Assurance auto et habitation : les pièges à  éviter

Exclusions, limitations de garanties, exceptions de non-assurance… Les contrats
sont truffés de pièges.
Il faut lire attentivement son contrat d’assurance, demander conseil
et négocier si possible.
L’assurance auto et habitationà la loupe.

L’assurance est un contrat qui doit reposer sur la bonne foi. Cette définition toute simple, citée par plusieurs juristes et experts en assurance, est fondamentale étant donné la nature de la relation entre les parties dans ce type de contrats. En effet, si des organismes comme les banques ou les gestionnaires de fonds assurent un service immédiat, les compagnies d’assurance, elles, ne vendent qu’une promesse de prestation. La confiance doit donc régner entre assureur et assuré. Est-ce toujours le cas? Malheureusement, non. Très souvent, au moment du paiement de la prime d’assurance, les agents et courtiers ouvrent grand leurs bras aux clients, mais quand un sinistre survient et qu’il faut indemniser, l’attitude est tout autre. Et les cas de non-indemnisation sont fréquents, surtout en ce qui concerne les contrats d’assurance de masse tels que l’assurance automobile et habitation.

En fait, la responsabilité dans les cas de non-indemnisation est partagée entre l’assureur et l’assuré. Le premier cherche à tout prix à protéger ses intérêts en truffant ses contrats d’exclusions, de limitations de garantie et d’exceptions de non-assurance, ce qui lui donne des occasions de se désengager en cas de sinistre. Ceci sans parler des moyens qu’il utilise pour gonfler la prime d’assurance au départ. Le deuxième, c’est-à-dire l’assuré, commet l’erreur de signer un contrat qu’il n’a pas lu, ne pose pas de question sur la signification de telle ou telle clause, et fait rarement jouer la concurrence pour obtenir de meilleures conditions.

Que faire face à l’absence de culture de l’assurance chez les clients et à ces contrats bétonnés que les compagnies confectionnent pour défendre leurs intérêts?
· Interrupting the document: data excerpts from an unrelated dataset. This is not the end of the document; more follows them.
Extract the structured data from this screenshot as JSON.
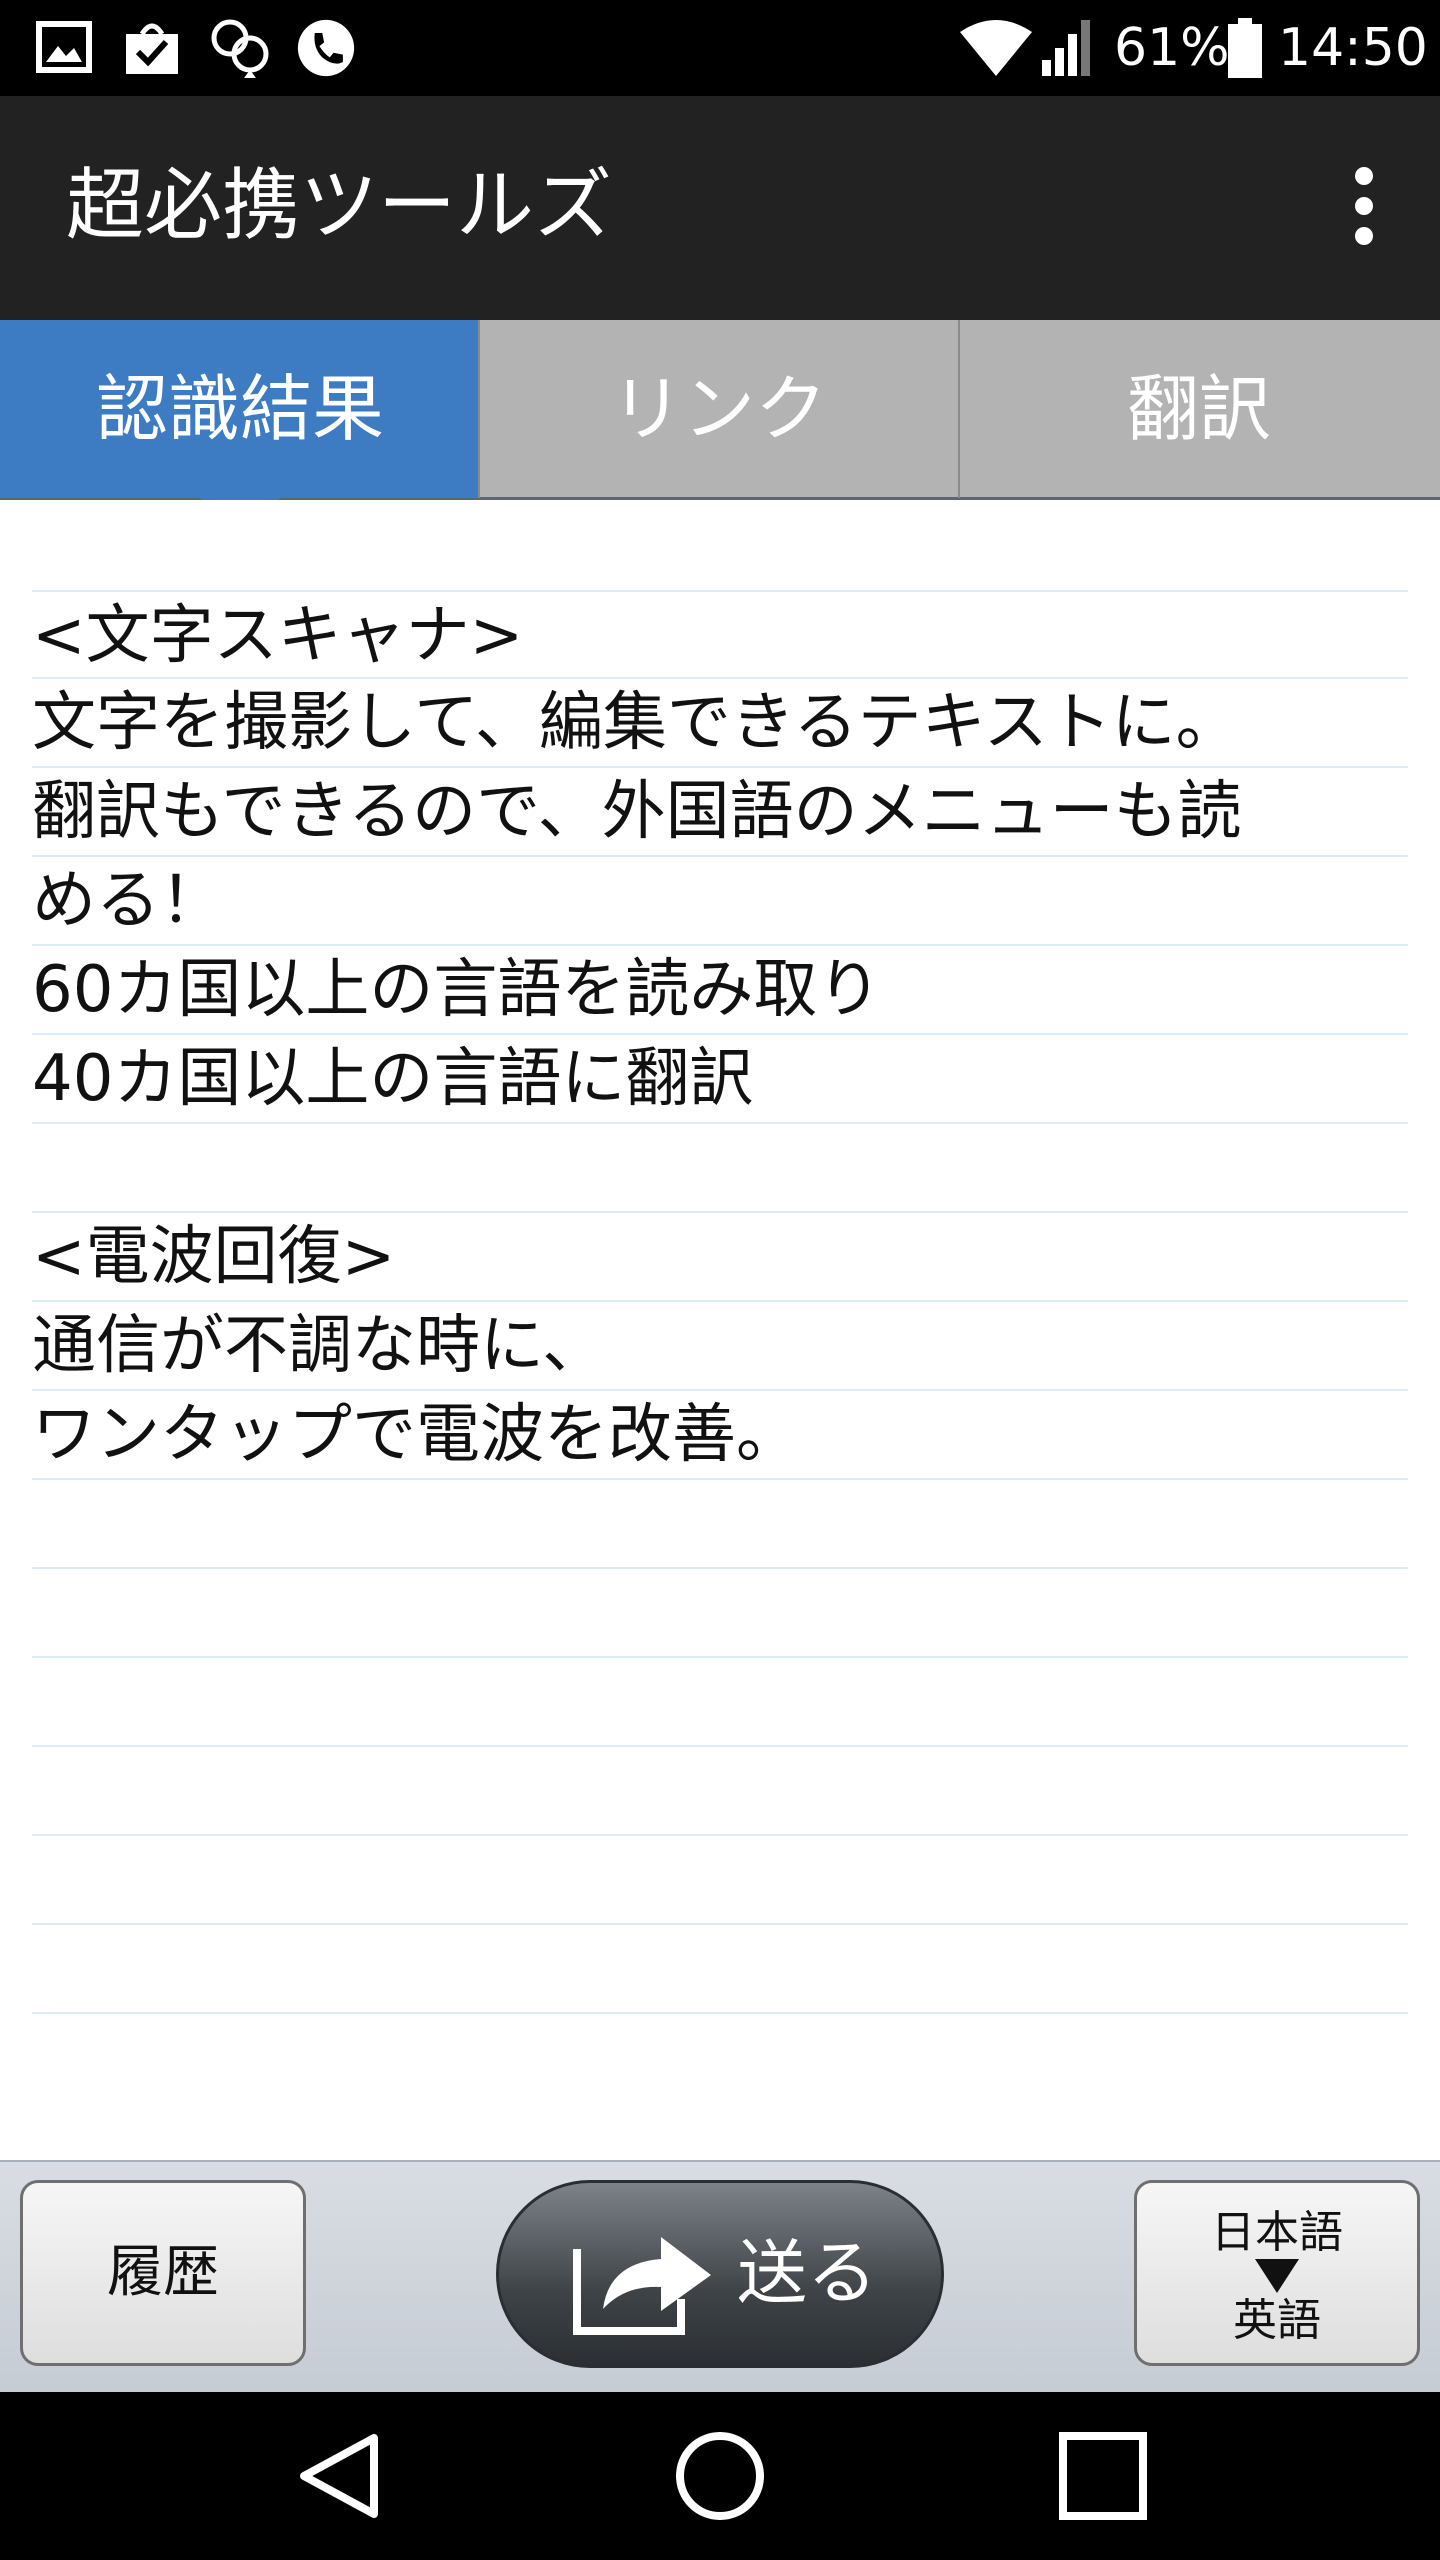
{
  "status_bar": {
    "battery": "61%",
    "time": "14:50",
    "icons": [
      "image-icon",
      "shopping-bag-check-icon",
      "location-pins-icon",
      "phone-icon",
      "wifi-icon",
      "signal-icon",
      "battery-icon"
    ]
  },
  "app_bar": {
    "title": "超必携ツールズ",
    "menu_icon": "overflow-menu-icon"
  },
  "tabs": [
    {
      "label": "認識結果",
      "active": true
    },
    {
      "label": "リンク",
      "active": false
    },
    {
      "label": "翻訳",
      "active": false
    }
  ],
  "content": {
    "lines": [
      "<文字スキャナ>",
      "文字を撮影して、編集できるテキストに。",
      "翻訳もできるので、外国語のメニューも読",
      "める！",
      "60カ国以上の言語を読み取り",
      "40カ国以上の言語に翻訳",
      "",
      "<電波回復>",
      "通信が不調な時に、",
      "ワンタップで電波を改善。",
      "",
      "",
      "",
      "",
      "",
      ""
    ]
  },
  "bottom_bar": {
    "history_label": "履歴",
    "send_label": "送る",
    "language_from": "日本語",
    "language_to": "英語"
  },
  "colors": {
    "accent_blue": "#3d7cc3",
    "app_bar": "#222222",
    "tab_inactive": "#b3b3b3",
    "rule_line": "#dcecf5"
  },
  "navigation": {
    "icons": [
      "back-icon",
      "home-icon",
      "recents-icon"
    ]
  }
}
Selon Mohammad Jamal Maâtouk, docteur en droit et ancien professionnel de l’assurance, le comportement des Marocains dans le domaine des assurances doit changer. «La première chose qu’un client doit faire est de lire attentivement son contrat d’assurance, c’est-à-dire les conditions générales et particulières, avant de le signer», explique-t-il. En effet, une lecture intégrale du contrat d’assurance permet de voir ce qui est couvert et ce qui ne l’est pas et donc d’éviter les mauvaises surprises en cas de sinistre. Malheureusement, en dehors du fait que les assurés ne lisent pas leurs contrats, il faut dire que les agents des compagnies d’assurance ne leur en donnent pas vraiment l’occasion. La majorité d’entre eux se contentent de livrer l’attestation d’assurance et les clients, de leur côté, n’exigent pas une copie du contrat.
Deuxième chose à faire : avant de signer, vérifier certains éléments précis, les négocier dans la mesure du possible (les contrats d’assurance sont en effet des contrats d’adhésion qui sont rarement modifiés pour le grand public), et demander conseil à son agent. C’est son rôle principal même si, dans la réalité, rares sont les agents qui prennent la peine de bien expliquer et de conseiller leurs clients.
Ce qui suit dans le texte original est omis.